Dealing with the Heartbleed Fallout

It hasn’t been a fun few weeks for anyone. All sorts of systems were impacted all because of a popularly used OpenSSL cryptography library. Information was lost, accounts were breached and contingency plans were activated. Just to put it into perspective – according to the most recent statistics from Google, Android 4.1 accounts for 34.4 percent of handsets powered by Android. Google’s statistics only specify the market share percentage for Android 4.1 Jelly Bean, but there are a few newer versions of that software including version 4.1.1, which is said to be vulnerable to the bug, and version 4.1.2.

Security researchers have reportedly told Bloomberg that Android 4.1.1 is still used in millions of smartphones and tablets, including some made by Samsung and HTC. Google spokesperson Christopher Katsaros also confirmed to Bloomberg that there are millions of devices running on the affected software.

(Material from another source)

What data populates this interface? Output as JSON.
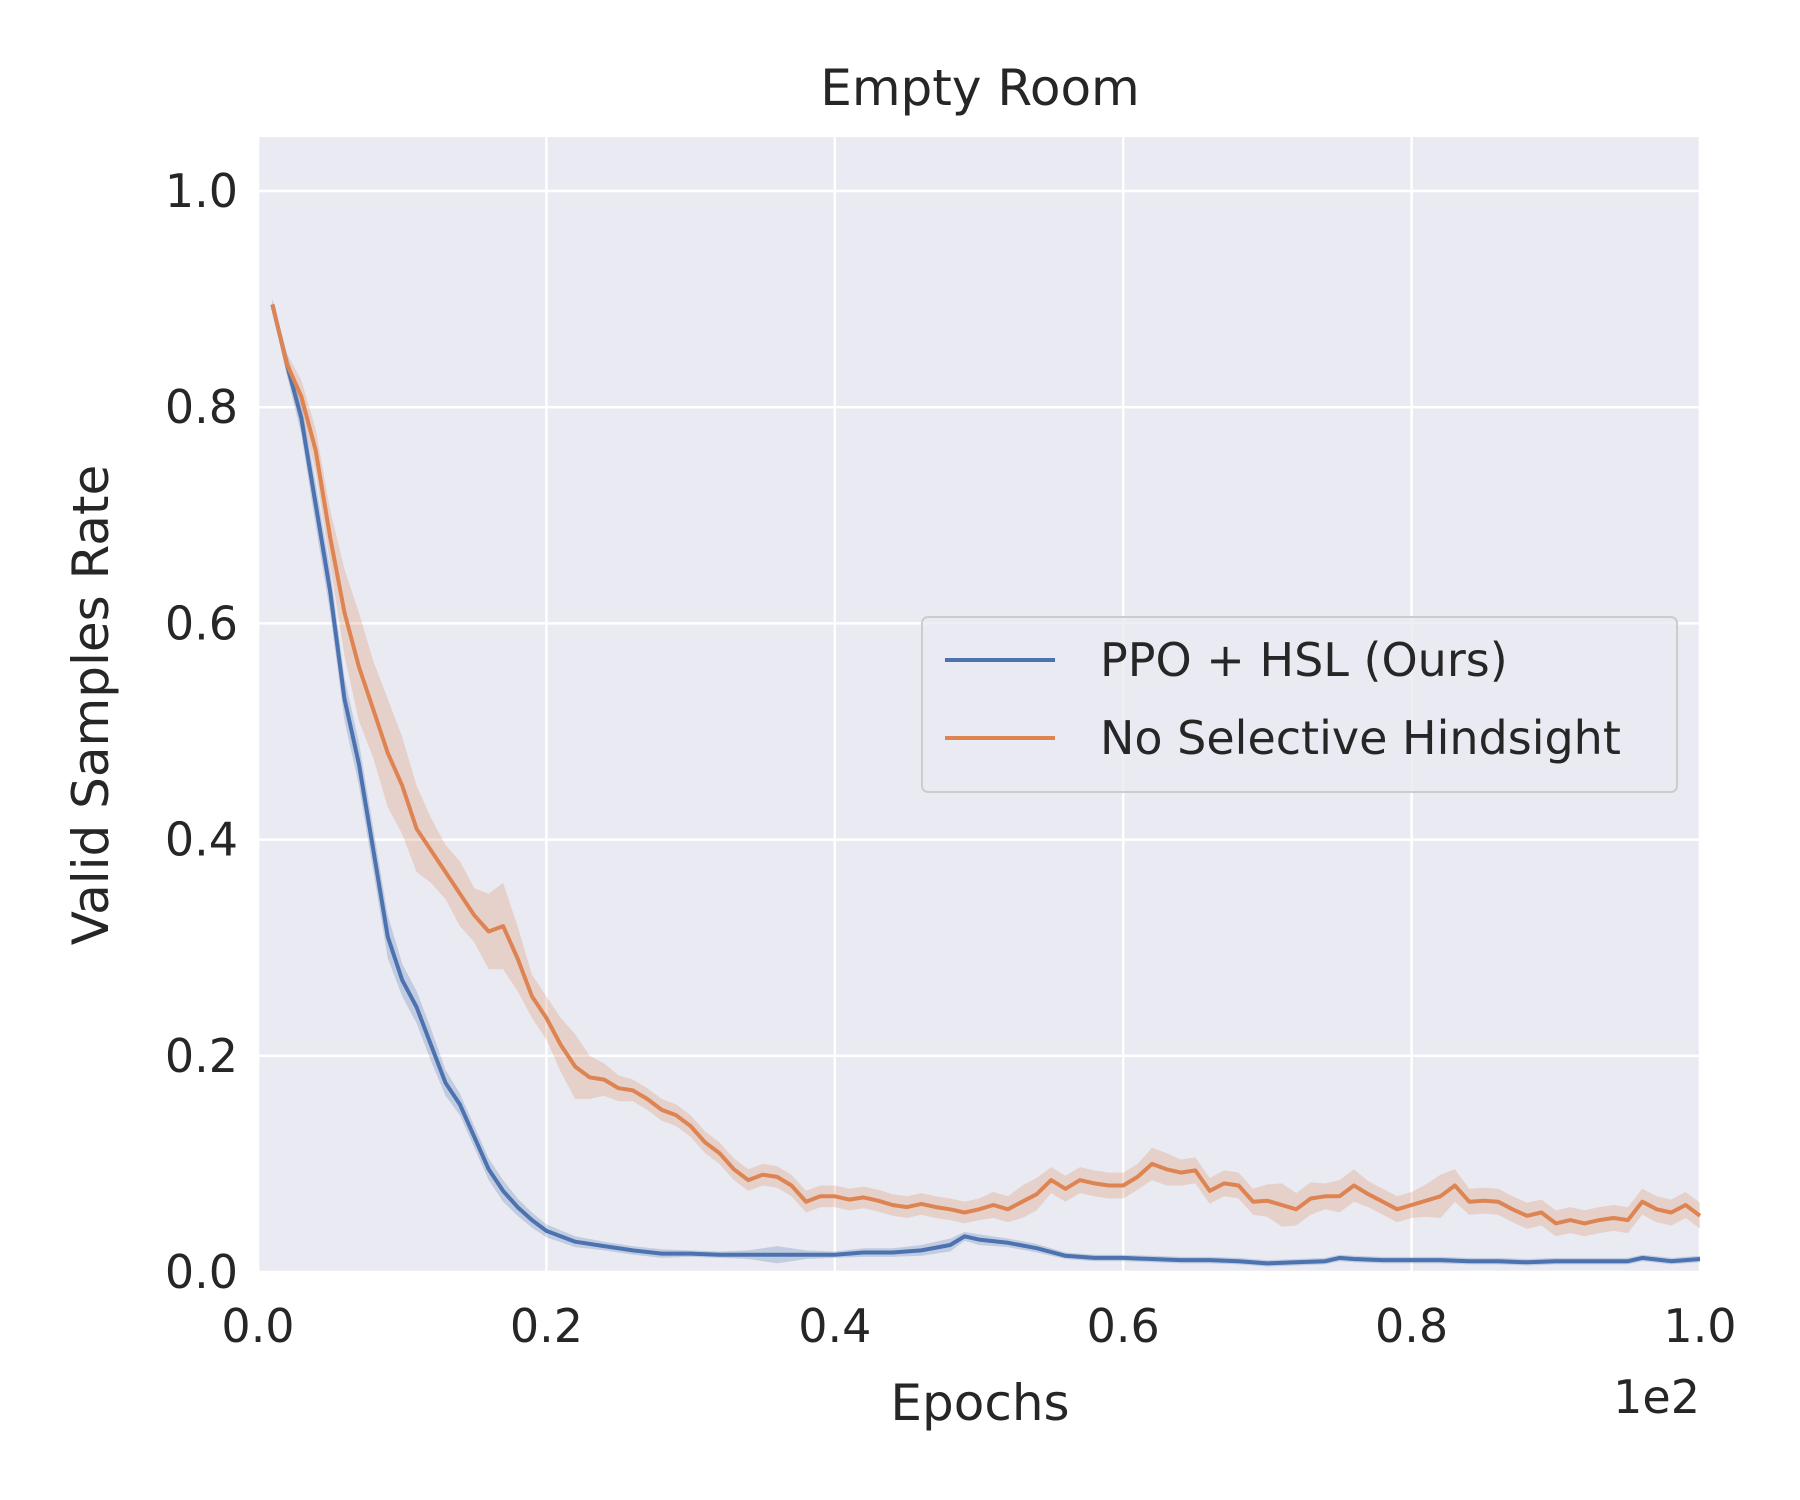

So, Heartbleed happened – now what? Many organizations – both cloud-based and on-premise shops – felt the impact of this vulnerability. Believe it or not, some data centers weren’t impacted quite as badly as others. What set them apart and how can you better protect your environment moving forward? Let’s take a look.

• Proactive monitoring. It’s one thing to have proactive monitoring – and another to actually act on it. Organizations are creating intelligent alerts and early warning systems to let them know if there is an anomaly or serious issue at hand. These alerts can help recognize a vulnerability, misconfigured port or an impending attack before they become very serious issues. Consider this – some organizations with good monitoring solutions were able to proactively see intruders on their network trying to access services using OpenSSL. This helped them stay a lot more proactive and secure their infrastructure faster.
• Virtual security technologies. It’s no longer about the standard unified threat management (UTM) appliance. Rather, organizations are deploying mixed systems where both virtual and physical technologies can make positive impacts on your platform. Here’s something to consider – not all VPN and SSL-based systems were impacted. Citrix’s NetScaler appliance (virtual and physical) was not actually impacted by the Heartbleed vulnerability. Having powerful virtual appliances in your environment can not only increase visibility across your network – it can also mitigate a serious attack.
• Advanced IPS/IDS and DLP. These technologies are absolutely critical. When speaking with a friend recently he told me that they had a part of their VPN compromised when Heartbleed happened. However, by using powerful IPS/IDS technologies he was able to find the bots on his network hitting the impacted VPN instances. Although some credentials were leaked, the sheer speed at which he was able to catch the issues helped the very large organization prevent anything major from actually happening. He was able to block IPs, bots, and malicious services even before a fix for Heartbleed was released.
• Log aggregation. Think of it as a “virtual paper trail.” Aggregating your logs from firewalls, security services, and other virtual instances is critical. What’s more important is your ability to quantify that data. Remember to set alerts and notifications should anomalies occur. Aggregating logs for reactive purposes can be very useful. Similarly, if an event occurs – log aggregation technologies can be tied to monitoring services. Most importantly, you’ll be able to trace where attacks happened, how they happened, and ensure that this type of issue is not repeated.

No system will ever be 100% perfect. There will always be holes, bugs and vulnerabilities that the bad guys will try to exploit. Still, by maintaining a proactively monitored environment and by staying vigilant you can at least respond to these types of threats better than anyone. Remember, you have powerful security technologies at the gateway. Make sure these systems are all being updated, monitored and secured proactively. In doing so, you’ll stand a better chance of catching an issue before it becomes a serious problem.